A young female Trican surged free of the pack of stampeding prey animals and headed straight for me. It was a brave move and one for which I was supremely grateful. To face the threat, coming up fast behind me, alone meant certain death for her, yet she was coming full on as the herd forsook her and headed off down the valley.

To the herd there was no overcoming the beast behind me without greater numbers and so, listening to their fear, they gave flight, but there were still special ones like the big female before me that still listened to directions given to them by man.

Kuri had told me that all the animals had once been so responsive to the dictates of man and had even spoken in a common tongue, but that ability had been lost at some point in the distant past. The Tricans could still detect dire emotional context though and one had listened and heeded my cry for help.
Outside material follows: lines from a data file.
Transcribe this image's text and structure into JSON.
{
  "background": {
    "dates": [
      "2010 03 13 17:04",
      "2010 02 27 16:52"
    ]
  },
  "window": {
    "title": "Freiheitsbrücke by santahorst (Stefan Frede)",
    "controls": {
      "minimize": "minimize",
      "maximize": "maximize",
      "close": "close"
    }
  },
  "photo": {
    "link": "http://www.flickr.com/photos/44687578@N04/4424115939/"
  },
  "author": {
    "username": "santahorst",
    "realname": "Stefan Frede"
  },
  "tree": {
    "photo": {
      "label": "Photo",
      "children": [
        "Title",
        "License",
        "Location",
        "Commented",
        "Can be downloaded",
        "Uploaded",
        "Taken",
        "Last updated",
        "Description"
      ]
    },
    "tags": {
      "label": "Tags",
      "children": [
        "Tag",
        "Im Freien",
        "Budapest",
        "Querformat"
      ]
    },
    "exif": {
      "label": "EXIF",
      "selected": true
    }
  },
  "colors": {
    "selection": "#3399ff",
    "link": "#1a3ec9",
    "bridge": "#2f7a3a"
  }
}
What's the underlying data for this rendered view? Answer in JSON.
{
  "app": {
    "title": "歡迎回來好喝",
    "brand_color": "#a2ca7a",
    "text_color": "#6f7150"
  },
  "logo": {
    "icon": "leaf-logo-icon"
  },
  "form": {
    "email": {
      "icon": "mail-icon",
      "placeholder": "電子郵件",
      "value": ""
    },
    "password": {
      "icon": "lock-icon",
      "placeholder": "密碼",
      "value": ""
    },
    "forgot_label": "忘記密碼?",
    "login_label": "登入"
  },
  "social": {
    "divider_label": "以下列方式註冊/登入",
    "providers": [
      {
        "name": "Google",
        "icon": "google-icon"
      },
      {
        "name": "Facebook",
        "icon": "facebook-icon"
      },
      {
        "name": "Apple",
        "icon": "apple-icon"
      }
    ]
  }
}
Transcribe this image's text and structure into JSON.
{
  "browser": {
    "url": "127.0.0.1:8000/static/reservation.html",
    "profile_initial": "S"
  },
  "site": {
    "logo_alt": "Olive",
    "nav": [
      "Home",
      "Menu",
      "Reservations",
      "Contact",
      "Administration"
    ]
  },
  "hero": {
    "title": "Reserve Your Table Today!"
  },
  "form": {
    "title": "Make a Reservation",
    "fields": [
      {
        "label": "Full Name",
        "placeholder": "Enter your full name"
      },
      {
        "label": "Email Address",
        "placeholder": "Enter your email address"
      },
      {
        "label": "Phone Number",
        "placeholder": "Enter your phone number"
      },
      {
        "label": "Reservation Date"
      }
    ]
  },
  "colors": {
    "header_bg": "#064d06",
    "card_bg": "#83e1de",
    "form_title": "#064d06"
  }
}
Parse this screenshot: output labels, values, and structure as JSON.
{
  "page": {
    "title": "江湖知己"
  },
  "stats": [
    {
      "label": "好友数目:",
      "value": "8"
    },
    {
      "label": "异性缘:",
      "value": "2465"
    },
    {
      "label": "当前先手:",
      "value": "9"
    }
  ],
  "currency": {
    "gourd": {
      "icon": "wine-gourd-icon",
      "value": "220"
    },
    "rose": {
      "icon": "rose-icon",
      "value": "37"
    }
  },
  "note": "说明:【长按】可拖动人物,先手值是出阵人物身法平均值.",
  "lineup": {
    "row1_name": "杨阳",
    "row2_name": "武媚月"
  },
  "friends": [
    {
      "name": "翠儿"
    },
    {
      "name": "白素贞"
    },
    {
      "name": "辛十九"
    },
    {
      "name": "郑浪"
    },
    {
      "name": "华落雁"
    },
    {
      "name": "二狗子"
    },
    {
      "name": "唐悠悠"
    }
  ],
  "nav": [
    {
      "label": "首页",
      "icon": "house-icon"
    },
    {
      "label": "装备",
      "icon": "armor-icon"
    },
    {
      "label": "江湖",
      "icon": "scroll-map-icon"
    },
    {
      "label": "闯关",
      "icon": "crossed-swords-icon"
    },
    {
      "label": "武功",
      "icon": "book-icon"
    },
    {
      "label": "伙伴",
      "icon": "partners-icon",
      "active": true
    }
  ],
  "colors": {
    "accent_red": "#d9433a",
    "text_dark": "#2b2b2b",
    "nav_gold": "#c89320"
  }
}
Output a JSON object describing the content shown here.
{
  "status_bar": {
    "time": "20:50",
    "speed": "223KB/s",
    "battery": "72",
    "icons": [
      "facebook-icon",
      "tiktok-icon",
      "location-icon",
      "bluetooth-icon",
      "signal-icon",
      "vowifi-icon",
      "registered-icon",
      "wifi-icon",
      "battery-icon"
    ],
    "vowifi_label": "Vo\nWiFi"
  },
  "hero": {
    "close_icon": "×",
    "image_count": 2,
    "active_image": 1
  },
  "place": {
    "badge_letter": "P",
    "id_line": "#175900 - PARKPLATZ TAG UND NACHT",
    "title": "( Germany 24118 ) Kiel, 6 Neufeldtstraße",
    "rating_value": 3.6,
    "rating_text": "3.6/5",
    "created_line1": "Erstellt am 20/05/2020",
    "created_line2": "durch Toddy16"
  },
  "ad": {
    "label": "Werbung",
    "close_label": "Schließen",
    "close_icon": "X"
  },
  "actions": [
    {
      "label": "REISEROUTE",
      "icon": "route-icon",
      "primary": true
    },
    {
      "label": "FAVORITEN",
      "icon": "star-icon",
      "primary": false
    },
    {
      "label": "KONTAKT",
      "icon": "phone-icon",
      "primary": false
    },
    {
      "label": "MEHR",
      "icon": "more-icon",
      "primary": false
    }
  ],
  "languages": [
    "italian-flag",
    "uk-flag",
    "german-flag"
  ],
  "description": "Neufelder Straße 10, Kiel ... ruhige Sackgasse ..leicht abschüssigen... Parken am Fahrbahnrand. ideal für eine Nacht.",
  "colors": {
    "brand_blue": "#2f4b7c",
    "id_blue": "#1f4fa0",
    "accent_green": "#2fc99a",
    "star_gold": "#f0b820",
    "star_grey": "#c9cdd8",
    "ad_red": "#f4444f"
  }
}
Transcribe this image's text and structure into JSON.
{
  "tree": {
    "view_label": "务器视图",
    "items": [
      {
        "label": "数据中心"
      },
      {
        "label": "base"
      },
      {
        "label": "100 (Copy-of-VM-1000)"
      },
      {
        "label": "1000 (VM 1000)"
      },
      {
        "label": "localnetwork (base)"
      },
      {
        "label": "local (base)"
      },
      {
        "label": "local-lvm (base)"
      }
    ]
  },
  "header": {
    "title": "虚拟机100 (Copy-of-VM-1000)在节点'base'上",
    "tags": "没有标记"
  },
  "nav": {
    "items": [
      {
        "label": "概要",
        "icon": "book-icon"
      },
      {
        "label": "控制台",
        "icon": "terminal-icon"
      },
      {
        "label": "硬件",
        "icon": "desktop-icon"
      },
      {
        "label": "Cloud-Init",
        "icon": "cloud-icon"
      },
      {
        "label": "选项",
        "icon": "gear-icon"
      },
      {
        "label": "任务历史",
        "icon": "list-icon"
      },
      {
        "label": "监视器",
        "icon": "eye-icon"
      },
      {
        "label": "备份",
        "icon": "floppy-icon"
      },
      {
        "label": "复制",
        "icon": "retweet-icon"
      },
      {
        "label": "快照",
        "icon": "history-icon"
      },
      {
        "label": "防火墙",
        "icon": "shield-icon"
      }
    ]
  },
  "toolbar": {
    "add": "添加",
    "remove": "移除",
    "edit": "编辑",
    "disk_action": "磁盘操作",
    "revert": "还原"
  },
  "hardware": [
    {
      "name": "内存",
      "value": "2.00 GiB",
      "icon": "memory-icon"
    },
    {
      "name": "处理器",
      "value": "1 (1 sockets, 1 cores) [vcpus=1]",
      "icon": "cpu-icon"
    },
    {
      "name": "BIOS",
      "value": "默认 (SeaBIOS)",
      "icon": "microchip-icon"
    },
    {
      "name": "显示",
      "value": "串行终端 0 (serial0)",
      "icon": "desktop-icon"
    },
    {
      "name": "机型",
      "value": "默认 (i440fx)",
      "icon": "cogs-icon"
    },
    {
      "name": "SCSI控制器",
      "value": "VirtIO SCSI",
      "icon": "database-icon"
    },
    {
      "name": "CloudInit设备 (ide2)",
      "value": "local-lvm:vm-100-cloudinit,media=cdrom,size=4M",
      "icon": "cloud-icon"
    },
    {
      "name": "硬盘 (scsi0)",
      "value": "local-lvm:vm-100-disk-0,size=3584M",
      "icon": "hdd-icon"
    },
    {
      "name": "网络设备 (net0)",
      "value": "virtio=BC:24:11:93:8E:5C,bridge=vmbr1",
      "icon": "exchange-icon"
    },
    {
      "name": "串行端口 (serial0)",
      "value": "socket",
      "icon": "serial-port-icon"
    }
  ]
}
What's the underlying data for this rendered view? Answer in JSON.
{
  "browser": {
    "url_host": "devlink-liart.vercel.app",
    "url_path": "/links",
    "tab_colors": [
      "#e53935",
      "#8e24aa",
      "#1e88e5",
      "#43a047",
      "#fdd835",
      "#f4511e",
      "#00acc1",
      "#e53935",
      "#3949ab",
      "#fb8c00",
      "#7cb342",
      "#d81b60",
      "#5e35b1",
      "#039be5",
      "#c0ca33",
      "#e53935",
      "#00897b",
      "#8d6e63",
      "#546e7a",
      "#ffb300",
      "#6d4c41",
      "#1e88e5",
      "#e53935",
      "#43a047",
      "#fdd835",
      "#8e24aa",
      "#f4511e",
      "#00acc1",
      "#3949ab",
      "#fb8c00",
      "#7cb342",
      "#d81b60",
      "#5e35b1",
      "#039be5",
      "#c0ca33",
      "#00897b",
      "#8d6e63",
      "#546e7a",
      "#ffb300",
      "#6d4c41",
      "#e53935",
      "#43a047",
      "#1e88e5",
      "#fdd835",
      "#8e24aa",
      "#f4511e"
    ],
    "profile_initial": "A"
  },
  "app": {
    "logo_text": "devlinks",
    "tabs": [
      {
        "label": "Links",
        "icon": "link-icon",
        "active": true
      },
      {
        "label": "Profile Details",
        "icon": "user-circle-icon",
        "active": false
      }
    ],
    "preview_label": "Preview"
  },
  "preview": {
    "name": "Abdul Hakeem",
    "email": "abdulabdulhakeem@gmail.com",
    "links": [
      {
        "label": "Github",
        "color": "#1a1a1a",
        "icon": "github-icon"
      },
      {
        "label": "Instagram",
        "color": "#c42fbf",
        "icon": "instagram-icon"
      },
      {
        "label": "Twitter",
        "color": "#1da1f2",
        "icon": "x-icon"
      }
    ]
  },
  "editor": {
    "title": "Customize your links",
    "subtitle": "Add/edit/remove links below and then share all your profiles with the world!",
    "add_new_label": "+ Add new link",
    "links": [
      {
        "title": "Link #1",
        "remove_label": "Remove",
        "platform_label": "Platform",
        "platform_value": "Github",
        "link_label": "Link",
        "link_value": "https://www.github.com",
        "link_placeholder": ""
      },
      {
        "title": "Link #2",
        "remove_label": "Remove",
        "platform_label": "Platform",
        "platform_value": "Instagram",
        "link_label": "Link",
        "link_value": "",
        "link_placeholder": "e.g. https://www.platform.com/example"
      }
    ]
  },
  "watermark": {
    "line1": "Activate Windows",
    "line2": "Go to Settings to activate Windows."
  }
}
It appeared she would run right over top of me for a moment, but at the last moment her great head dipped downward and I vaulted upwards to land standing on her lower horn, with my body poised between her two upper horns. Great chunks of sod went flying through the air as the young female in her prime peeled off to the left in a desperate lunge to avoid a head on course with what was behind me.

The change of course successfully made the Trican beneath me begin to put forth the greatest effort of her life. I looked up and over her raised protective neck frill of sinew and bone to see slavering death just behind us.

I vaulted upward to stand on her upper horns and then I flipped over her neck frill to land on her neck. Looking up, I saw that the fallen order beast was gaining on us. It seemed unnatural to me how it could be faster than the beast I rode, which had the benefit of four legs and less overall bulk.

The fallen order beast may be faster, but it would not eat us this day. It was the last of its kind and I intended to see it die just as all the others had over the past year. I had nothing against predators in general, but this fallen kind Kuri had marked for slaughter as it was nothing but a mouth that knew only endless hunger and was never satiated, but killed for the joy of killing.

I pulled my bow off my back. It was a powerful bow and the muscles of my arm stood out in stark relief as I fitted an arrow shaft to it and let it fly. The arrow sped true and launched deeply into the gut of the beast all the way up to the feathers of my fletching.